# When using the "ranksum" function, how can I differentiate bewteen the two options of getting a low p-value?

Asked by Michal on 6 Aug 2012
Latest activity Commented on by Michal on 9 Aug 2012

Say I have two vectors- A and B. If I get a low p-value, I would like to check whether this low p-value stands for high median of B compared to A, instead of just different medians (that is, either the median of B is higher than the median of A, or vise versa).

For example:

```A=[120 10 201 20 30 12 30 10 2 2 3 5 1]
B=[140 400 120 2000 30 40 2000 1000 1000]
```

I get a p-value of 7.2251e-004.

But if

```B=[1 0 0 0 0 0 0 0 0 0 0 0 0]
```

I also get a low p-value (6.4360e-006).

I would like to get only low p-values when B median is higher then A median. Since I have many calculations, I need it to be automatically in the code, instead of checking every pair of vectors. Do you have any idea how to do that?

Thanks, Michal

Answer by Star Strider on 6 Aug 2012

Both ‘one-sided’ (that one median is greater than or less than the other) and ‘two-sided’ (that the medians are different) options are possible.

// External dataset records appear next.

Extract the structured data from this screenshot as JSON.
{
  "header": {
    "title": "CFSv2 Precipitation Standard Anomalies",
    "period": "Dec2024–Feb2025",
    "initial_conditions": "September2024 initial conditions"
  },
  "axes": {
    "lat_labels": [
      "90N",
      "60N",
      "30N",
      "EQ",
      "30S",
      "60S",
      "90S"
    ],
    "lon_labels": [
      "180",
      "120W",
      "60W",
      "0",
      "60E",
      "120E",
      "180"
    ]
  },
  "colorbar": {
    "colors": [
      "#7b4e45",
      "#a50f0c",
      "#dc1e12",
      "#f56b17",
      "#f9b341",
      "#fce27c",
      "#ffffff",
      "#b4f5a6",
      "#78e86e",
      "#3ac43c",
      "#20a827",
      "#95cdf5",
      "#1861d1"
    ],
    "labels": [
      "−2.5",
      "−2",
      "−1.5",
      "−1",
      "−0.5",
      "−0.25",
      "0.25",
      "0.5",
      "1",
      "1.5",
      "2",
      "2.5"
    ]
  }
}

See Item #4 under Assumptions and formal statement of hypotheses in the Wikipedia article on the Mann–Whitney U. There is also an excellent discussion of this on page 3 of The Wilcoxon Rank-Sum Test.

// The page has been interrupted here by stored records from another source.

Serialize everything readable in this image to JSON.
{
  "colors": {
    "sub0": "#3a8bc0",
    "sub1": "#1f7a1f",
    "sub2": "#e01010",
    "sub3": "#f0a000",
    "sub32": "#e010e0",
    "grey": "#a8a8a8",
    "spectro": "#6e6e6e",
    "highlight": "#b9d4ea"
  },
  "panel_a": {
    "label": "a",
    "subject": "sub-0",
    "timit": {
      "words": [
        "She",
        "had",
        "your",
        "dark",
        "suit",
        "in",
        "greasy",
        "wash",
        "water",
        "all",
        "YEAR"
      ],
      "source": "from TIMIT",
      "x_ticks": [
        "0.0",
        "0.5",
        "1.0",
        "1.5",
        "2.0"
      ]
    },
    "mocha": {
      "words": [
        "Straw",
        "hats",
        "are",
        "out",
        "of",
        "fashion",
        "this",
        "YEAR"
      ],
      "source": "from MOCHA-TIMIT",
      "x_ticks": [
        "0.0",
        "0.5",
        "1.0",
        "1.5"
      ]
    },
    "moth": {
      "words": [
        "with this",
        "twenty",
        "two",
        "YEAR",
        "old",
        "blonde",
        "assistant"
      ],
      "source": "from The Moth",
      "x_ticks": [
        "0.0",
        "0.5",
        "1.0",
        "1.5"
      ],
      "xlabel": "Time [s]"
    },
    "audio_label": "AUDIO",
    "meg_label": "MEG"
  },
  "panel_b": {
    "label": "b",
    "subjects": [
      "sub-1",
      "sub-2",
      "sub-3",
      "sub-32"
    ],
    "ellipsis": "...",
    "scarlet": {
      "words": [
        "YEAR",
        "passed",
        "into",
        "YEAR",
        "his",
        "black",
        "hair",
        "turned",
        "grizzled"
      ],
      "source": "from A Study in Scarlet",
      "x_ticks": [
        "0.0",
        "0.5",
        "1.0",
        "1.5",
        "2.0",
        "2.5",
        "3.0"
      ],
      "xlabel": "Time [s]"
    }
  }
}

According the the documentation, ranksum returns the two-sided p-value, so make the appropriate calculation to get the one-sided p-value.

Michal on 7 Aug 2012

The Wikipedia article didn't exactly help me, but the second reference was very helpful.

If I understood correctly- when I use the following command: [p,h,stats] = ranksum(A,B), the "ranksum" value that I get (in the second field in the stats structure) can help me in the following way:

High ranksum value = H1 : A > B

Low ranksum value = H1 : A < B

Is that correct? If it is correct, then what should be the threshold for differentiating between the two options?

Many thanks!

Star Strider on 7 Aug 2012

My pleasure!

When I experimented with this a bit, I discovered that the z-statistic (z-value) — the first ‘stats’ field — may be the answer. When A > B, the z-statistic is (+)ve, and when A < B, the z-statistic is (-)ve.

According to the documentation, ‘ranksum’ only computes the z-value for large samples, so if your samples aren't large enough, I suggest simply comparing the medians.

Michal on 9 Aug 2012

That's great!

Again, many thanks!!

Answer by the cyclist on 6 Aug 2012
Edited by the cyclist on 6 Aug 2012

Use the 'tail' option. A careful read of

```>> help ranksum
```

will explain how.

(In the first draft of my answer, I pointed to "doc ranksum" rather than "help ranksum", but it seems that that documentation doesn't list the 'tail' option. Weird.)

Michal on 7 Aug 2012

But thanks for trying to help!

the cyclist on 7 Aug 2012

Ah. I am using the prerelease of R2012b. It seems that 'tail' option is new.

Michal on 9 Aug 2012

I should probably get this release too. Thanks anyway!